POTENSI ISOLAT Bacillus thuringiensis TERHADAP PERBAIKAN HISTOPATOLOGI JARINGAN KULIT MENCIT (Mus musculus L., 1758) YANG DIINFEKSI BAKTERI Pseudomonas aeruginosa MULTI DRUG RESISTANCE

Authors

  • Kusuma Handayani Jurusan Biologi, FMIPA, Universitas Lampung
  • Dzul Fithria Mumtazah Jurusan Biologi, FMIPA, Universitas Lampung
  • Adelina Putri Ndola Mari Jurusan Biologi, FMIPA, Universitas Lampung
  • Gina Dania Pratami Jurusan Biologi, FMIPA, Universitas Lampung

DOI:

https://doi.org/10.55981/berita_biologi.2026.13641

Keywords:

antibakteri, Bacillus thuringiensis, luka sayat, multi drug resistance

Abstract

Bakteri multi drug resistance menyebabkan lamanya proses penyembuhan luka dan membentuk nanah (pus) pada kulit. Bakteri P.aeruginosa merupakan salah satu bakteri multi drug resistance yang menginfeksi luka. Pertumbuhan bakteri multi drug resistance dapat dihambat dengan menggunakan obat antibiotik. Antibiotik umumnya berasal dari bahan sintetik, akan tetapi penggunaan antibiotik alami dapat mengurangi resiko pengembangan strain resistensi antibiotik. Agen pengendali hayati seperti Bakteri Bacillus thuringiensis memiliki kemampuan menghasilkan bakteriosin yang disebut thuricin yang mampu menghambat pertumbuhan bakteri P. aeruginosa. Penelitian ini bertujuan untuk mengetahui pengaruh pemberian salep B. thuringiensis terhadap proses perbaikan histopatologi jaringan kulit mencit, serta untuk mengetahui konsentrasi pemberian salep B. thuringiensis yang efektif dalam menyembuhkan luka sayat pada mencit. Penelitian ini menggunakan Rancangan Acak Lengkap dengan strain bakteri B. thuringiensis kode Bt3. Pada penelitian ini luka sayat diinfeksikan terlebih dahulu dengan bakteri P. aeruginosa.

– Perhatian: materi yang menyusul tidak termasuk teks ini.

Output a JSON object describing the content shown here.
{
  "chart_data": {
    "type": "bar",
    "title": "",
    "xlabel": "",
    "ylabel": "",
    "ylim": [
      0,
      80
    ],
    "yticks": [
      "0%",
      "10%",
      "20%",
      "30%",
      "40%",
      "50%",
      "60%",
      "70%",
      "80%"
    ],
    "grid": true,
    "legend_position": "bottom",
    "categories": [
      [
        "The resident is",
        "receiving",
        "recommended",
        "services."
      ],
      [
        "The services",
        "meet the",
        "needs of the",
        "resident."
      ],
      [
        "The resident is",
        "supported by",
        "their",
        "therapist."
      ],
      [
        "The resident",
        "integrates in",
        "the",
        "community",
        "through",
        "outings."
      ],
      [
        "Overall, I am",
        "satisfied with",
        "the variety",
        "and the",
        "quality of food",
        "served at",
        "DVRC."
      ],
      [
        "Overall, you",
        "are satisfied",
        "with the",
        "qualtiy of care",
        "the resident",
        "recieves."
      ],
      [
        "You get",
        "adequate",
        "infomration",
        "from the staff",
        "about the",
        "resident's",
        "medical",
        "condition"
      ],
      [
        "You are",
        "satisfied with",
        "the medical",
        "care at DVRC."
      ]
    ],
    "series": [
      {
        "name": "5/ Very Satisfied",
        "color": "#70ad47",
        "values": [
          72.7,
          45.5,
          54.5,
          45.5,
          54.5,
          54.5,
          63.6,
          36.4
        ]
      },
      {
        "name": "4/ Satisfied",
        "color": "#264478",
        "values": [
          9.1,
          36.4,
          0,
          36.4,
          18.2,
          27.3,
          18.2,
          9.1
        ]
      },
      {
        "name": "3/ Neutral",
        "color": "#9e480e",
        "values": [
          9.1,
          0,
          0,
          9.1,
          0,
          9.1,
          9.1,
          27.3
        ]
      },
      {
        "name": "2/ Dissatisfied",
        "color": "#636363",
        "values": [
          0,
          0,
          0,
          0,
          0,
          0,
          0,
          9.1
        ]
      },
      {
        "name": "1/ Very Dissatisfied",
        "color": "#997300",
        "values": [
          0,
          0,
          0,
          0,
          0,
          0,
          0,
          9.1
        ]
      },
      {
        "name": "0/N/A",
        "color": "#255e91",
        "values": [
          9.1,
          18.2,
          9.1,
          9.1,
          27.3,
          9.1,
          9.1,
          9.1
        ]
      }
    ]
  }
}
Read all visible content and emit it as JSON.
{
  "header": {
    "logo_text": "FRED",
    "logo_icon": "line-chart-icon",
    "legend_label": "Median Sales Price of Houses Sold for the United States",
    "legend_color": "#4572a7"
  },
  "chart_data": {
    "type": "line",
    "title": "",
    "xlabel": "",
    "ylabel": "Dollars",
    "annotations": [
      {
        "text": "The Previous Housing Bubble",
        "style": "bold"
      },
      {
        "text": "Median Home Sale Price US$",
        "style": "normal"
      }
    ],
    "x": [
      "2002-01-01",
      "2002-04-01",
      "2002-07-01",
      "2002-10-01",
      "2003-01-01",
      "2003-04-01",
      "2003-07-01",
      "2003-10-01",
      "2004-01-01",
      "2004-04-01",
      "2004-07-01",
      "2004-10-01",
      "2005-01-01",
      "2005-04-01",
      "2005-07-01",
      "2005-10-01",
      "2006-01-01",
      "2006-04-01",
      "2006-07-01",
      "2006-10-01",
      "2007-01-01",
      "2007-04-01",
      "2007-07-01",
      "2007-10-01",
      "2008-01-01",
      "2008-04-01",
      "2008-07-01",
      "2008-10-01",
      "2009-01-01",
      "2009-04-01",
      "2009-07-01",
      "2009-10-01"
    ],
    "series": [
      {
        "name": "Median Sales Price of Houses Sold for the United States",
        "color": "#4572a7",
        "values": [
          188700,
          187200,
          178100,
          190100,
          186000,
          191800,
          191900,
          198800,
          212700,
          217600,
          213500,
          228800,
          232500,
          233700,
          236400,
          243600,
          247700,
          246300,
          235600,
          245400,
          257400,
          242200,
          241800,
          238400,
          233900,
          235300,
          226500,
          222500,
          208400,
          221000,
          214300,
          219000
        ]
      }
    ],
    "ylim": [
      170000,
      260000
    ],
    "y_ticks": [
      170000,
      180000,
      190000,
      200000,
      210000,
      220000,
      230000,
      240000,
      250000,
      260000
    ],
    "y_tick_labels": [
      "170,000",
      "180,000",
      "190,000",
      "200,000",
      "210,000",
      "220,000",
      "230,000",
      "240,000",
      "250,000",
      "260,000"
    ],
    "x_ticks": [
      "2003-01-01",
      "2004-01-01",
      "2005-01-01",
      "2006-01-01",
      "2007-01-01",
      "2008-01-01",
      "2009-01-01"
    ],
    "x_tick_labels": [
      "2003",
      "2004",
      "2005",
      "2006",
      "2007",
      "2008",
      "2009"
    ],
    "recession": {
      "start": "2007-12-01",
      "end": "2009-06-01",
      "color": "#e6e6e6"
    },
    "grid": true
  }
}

Terdapat 5 perlakuan yang digunakan yaitu pemberian salep Bt3 konsentrasi 5%, salep Bt3 konsentrasi 10%, serta 3 kontrol yaitu kontrol positif luka dengan salep aminoglikosida (gentamicin sulfate 0.1%), kontrol negatif (luka tanpa pemberian salep), dan kontrol normal (luka tanpa perlakuan). Setiap perlakuan diulang sebanyak 3 kali, pemberian salep dilakukan secara topikal sebanyak 2x sehari selama 13 hari. Pengamatan dilakukan selama 14 hari setelah dilakukan pembuatan luka sayat. Parameter yang diamati yaitu kepadatan kolagen, perubahan warna luka, pembengkakan luka, dan persentase penyembuhan luka. Analisis data dilakukan secara statistik menggunakan One- Way ANOVA serta uji lanjut dengan Post Hoc Tukey HSD pada taraf 5%. Hasil penelitian menunjukan bahwa pemberian salep Bt3 berpotensi dalam membantu proses perbaikan histopatologi luka sayat kulit mencit yang diinfeksikan bakteri P.aeruginosa berdasarkan parameter kepadatan kolagen, perubahan warna luka, dan persentase penyembuhan luka. Konsentrasi 5% merupakan konsentrasi yang paling efektif dalam menyembuhkan luka sayat kulit mencit yang diinfeksikan bakteri P. aeruginosa multi drug resistance.